Las Vegas, never change. 93 year old man upset about water damage in his apartment, knee caps the maintenance man with his glock. Twice.
Are his eyes different colors, or is that the flash? He looks like he just got through saying "and I'll whip your ass, too, sonny."
Six is a stretch. He’s old enough to go to prison, be there a couple of days, and decide to fall asleep and never wake up.
Hell, that initial throw to the ground by the cop could very well have fractured a hip which could do him in quickly at that age... too old to operate, too weak to heal.
That’s the best ending. Hopefully the miserable old fuck dies before some shit-on-his-shoes lawyer claims senility for him, and they let him out to shoot more people.
Am I wrong for thinking that Motley Crue are being douche bags by having an "official farewell tour," then months later going back on tour? I'm not interested in seeing them now; I already saw them in '98 at the South Padre Island convention center (fun fact: I snuck into that show), but I'm sure that the people who shelled out premium prices for the "farewell tour" must feel pretty gypped.
Don’t they all do that, though? The Eagles, KISS, etc. They milk that shit for all it’s worth. Motley Crue is coming to Atlanta with Poison and Def Leppard this spring and I’m somewhat intrigued. Then I saw nosebleeds were $250 and I lost all interest.

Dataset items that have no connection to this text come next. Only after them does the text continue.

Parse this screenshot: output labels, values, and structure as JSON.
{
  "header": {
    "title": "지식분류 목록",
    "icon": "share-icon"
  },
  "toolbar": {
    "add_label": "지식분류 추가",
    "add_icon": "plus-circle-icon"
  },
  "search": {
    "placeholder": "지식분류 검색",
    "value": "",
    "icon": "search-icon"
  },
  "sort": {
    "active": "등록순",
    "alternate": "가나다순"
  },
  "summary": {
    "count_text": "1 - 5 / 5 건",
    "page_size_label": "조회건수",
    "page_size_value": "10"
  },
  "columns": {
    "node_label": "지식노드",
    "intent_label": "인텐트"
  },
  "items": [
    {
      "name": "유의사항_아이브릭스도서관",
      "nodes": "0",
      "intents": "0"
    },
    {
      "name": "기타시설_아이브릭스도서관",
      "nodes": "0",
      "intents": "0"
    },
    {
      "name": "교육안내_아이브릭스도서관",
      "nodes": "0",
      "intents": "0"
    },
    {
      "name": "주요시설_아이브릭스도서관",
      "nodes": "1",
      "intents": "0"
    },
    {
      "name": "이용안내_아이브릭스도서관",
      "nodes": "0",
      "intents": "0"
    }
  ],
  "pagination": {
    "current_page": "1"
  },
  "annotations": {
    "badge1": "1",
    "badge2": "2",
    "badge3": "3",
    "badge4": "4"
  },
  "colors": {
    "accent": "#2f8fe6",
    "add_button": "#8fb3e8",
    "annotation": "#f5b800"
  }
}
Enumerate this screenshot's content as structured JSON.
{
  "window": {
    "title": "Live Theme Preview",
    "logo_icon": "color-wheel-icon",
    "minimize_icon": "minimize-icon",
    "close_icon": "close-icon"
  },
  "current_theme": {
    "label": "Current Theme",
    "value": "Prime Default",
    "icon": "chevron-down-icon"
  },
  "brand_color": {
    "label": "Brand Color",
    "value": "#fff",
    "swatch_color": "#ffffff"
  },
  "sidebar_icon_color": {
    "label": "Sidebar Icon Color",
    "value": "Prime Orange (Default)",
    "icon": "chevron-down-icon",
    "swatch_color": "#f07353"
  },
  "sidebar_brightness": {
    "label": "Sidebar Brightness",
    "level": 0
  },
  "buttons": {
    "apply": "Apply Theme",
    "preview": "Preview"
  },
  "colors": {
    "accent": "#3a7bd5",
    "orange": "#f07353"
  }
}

I saw the “Final Tour” and I’m not paying to see them again. Not because I don’t like Motley Crüe, but it’s because Vince Neil fucking sucks. Alice Cooper as the opening act blew them out of the water. I’ve seen Crue six times, Neil has performed well once. He’s a lazy fat hack now, and his talent isn’t going to magically return to him when he’s 57.
Still fairly new to this cigar thing. For years and years "cigars" to me meant black n milds and swisher sweets. Every once in a while I'd treat myself with a Romeo Y Julieta. So once I stopped stopped drinking I saved a shitload of money and my wife had no problem with me having a different vice. So I was looking for a better humidor to replace the cheapo wood one I have at home, came across this jar humidor that's gonna be a fucking perfect way to travel with them! I normally don't have more than about 5-10 sticks on me at a time, just trying out different things to see what I like, so that'll be ideal.
I thought their guitarist had some degenerative bone disease that was turning him into an actual living fossil? I saw Peter Frampton this past summer because he has a muscle disease and had a last tour. He wasn't some ungodly guitar wailer but Im glad I went.